Ethyl diazoacetate (12.0 g) and 16.6 g of thianaphthene-1,1-dioxide are heated under reflux for 4 hours and the resulting mixture is distilled to give ethyl 1α, 6α-dihydro-6,6-dioxi-1H-cyclopropa [ 13] benzothioph and 1-carb onsic acid ester.

By boiling the ester prepared on the above salt with 20 g of sodium hydroxide in aqueous ethanol, the carbonic acid is obtained, which treated with thionyl chloride (30 ml) gives the acid chloride.

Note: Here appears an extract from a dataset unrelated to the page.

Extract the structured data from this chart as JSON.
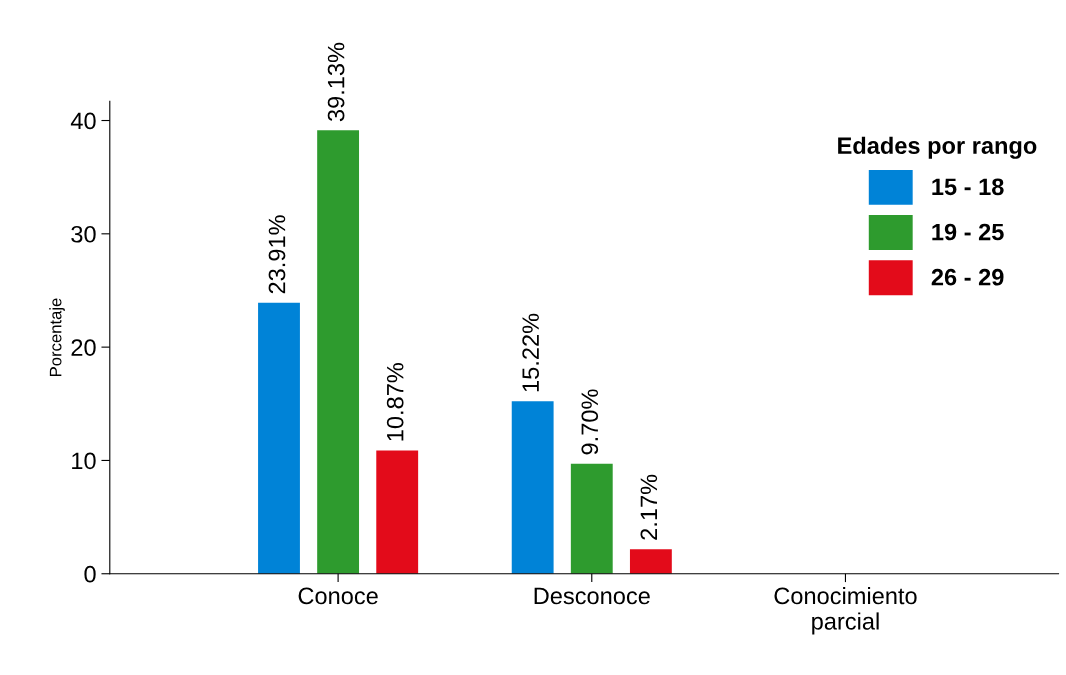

By treating this acid chloride with sodium azide in the manner set forth in Example 22, the carboxylic acid azide is obtained, which is heated in toluene at 95 ° C for one hour to prepare the isocyanate.

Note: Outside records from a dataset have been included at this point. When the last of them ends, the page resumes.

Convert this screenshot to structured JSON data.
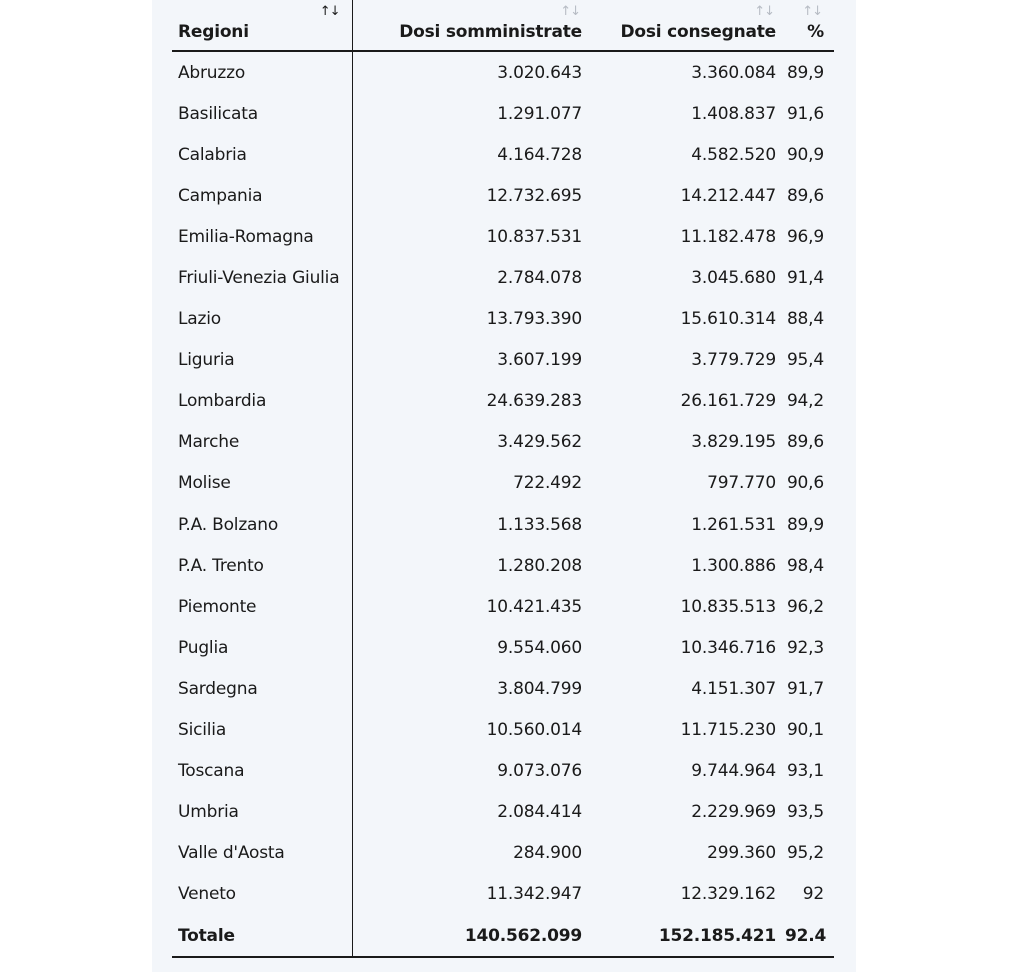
{
  "table": {
    "headers": {
      "region": "Regioni",
      "administered": "Dosi somministrate",
      "delivered": "Dosi consegnate",
      "percent": "%"
    },
    "sort_icon": "↑↓",
    "rows": [
      {
        "region": "Abruzzo",
        "administered": "3.020.643",
        "delivered": "3.360.084",
        "percent": "89,9"
      },
      {
        "region": "Basilicata",
        "administered": "1.291.077",
        "delivered": "1.408.837",
        "percent": "91,6"
      },
      {
        "region": "Calabria",
        "administered": "4.164.728",
        "delivered": "4.582.520",
        "percent": "90,9"
      },
      {
        "region": "Campania",
        "administered": "12.732.695",
        "delivered": "14.212.447",
        "percent": "89,6"
      },
      {
        "region": "Emilia-Romagna",
        "administered": "10.837.531",
        "delivered": "11.182.478",
        "percent": "96,9"
      },
      {
        "region": "Friuli-Venezia Giulia",
        "administered": "2.784.078",
        "delivered": "3.045.680",
        "percent": "91,4"
      },
      {
        "region": "Lazio",
        "administered": "13.793.390",
        "delivered": "15.610.314",
        "percent": "88,4"
      },
      {
        "region": "Liguria",
        "administered": "3.607.199",
        "delivered": "3.779.729",
        "percent": "95,4"
      },
      {
        "region": "Lombardia",
        "administered": "24.639.283",
        "delivered": "26.161.729",
        "percent": "94,2"
      },
      {
        "region": "Marche",
        "administered": "3.429.562",
        "delivered": "3.829.195",
        "percent": "89,6"
      },
      {
        "region": "Molise",
        "administered": "722.492",
        "delivered": "797.770",
        "percent": "90,6"
      },
      {
        "region": "P.A. Bolzano",
        "administered": "1.133.568",
        "delivered": "1.261.531",
        "percent": "89,9"
      },
      {
        "region": "P.A. Trento",
        "administered": "1.280.208",
        "delivered": "1.300.886",
        "percent": "98,4"
      },
      {
        "region": "Piemonte",
        "administered": "10.421.435",
        "delivered": "10.835.513",
        "percent": "96,2"
      },
      {
        "region": "Puglia",
        "administered": "9.554.060",
        "delivered": "10.346.716",
        "percent": "92,3"
      },
      {
        "region": "Sardegna",
        "administered": "3.804.799",
        "delivered": "4.151.307",
        "percent": "91,7"
      },
      {
        "region": "Sicilia",
        "administered": "10.560.014",
        "delivered": "11.715.230",
        "percent": "90,1"
      },
      {
        "region": "Toscana",
        "administered": "9.073.076",
        "delivered": "9.744.964",
        "percent": "93,1"
      },
      {
        "region": "Umbria",
        "administered": "2.084.414",
        "delivered": "2.229.969",
        "percent": "93,5"
      },
      {
        "region": "Valle d'Aosta",
        "administered": "284.900",
        "delivered": "299.360",
        "percent": "95,2"
      },
      {
        "region": "Veneto",
        "administered": "11.342.947",
        "delivered": "12.329.162",
        "percent": "92"
      }
    ],
    "total": {
      "region": "Totale",
      "administered": "140.562.099",
      "delivered": "152.185.421",
      "percent": "92.4"
    }
  }
}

Heating this isocyanate (4.3 g) with 60 ml of hydrochloric acid under reflux for 5 hours and working up on the salt given in Example 1 gives 1-amino-1α, 6α-dihydro-6,6-dioxy4H-cyclopropa [b lb ensothiophene .

Claims (4)

Patent claim: A process for the preparation of therapeutically active compounds, characterized in that a annealed cyclopropylcarboxylic acid azide of the formula CH,; CH-CON, / / Y / in which Y is CH 2 O, S or SO, and R chlorine, bromine, fluorine, trifluoromethyl, methyl or methoxy, to the corresponding isocyanate and hydrolyze it to give an annealed encyclopropylamine of the formula CH, I 1 CH-NH, CH / van in Y and R, having the meanings given above, and optionally alkylating the amino group of this annealed cyclopropylamine, so as to obtain an alkylated annealed cyclopropylamine of the formula CH 2 / B-2 \ R 8 in which R 1 and Y have the meanings given above and R 1 and 1C1.3 taken together with N aro lower monoalkylamino, store dialkylamino, piperidine, N-pyrrolidinyl or morpholino. 2. Process according to claim 1, characterized in that the annealed cyclopropylcarbonic acid azide is rearranged with the isocyanate by heating in an organic solvent. 3. Process according to claim 1, characterized in that the annealed cyclopropyl isocyanate is hydrolyzed by heating in hydrochloric acid solution and that the obtained annealed cyclopropylamine hydrochloride is neutralized. Request publications: Patentslcriffer friin Sverige 166 67 4.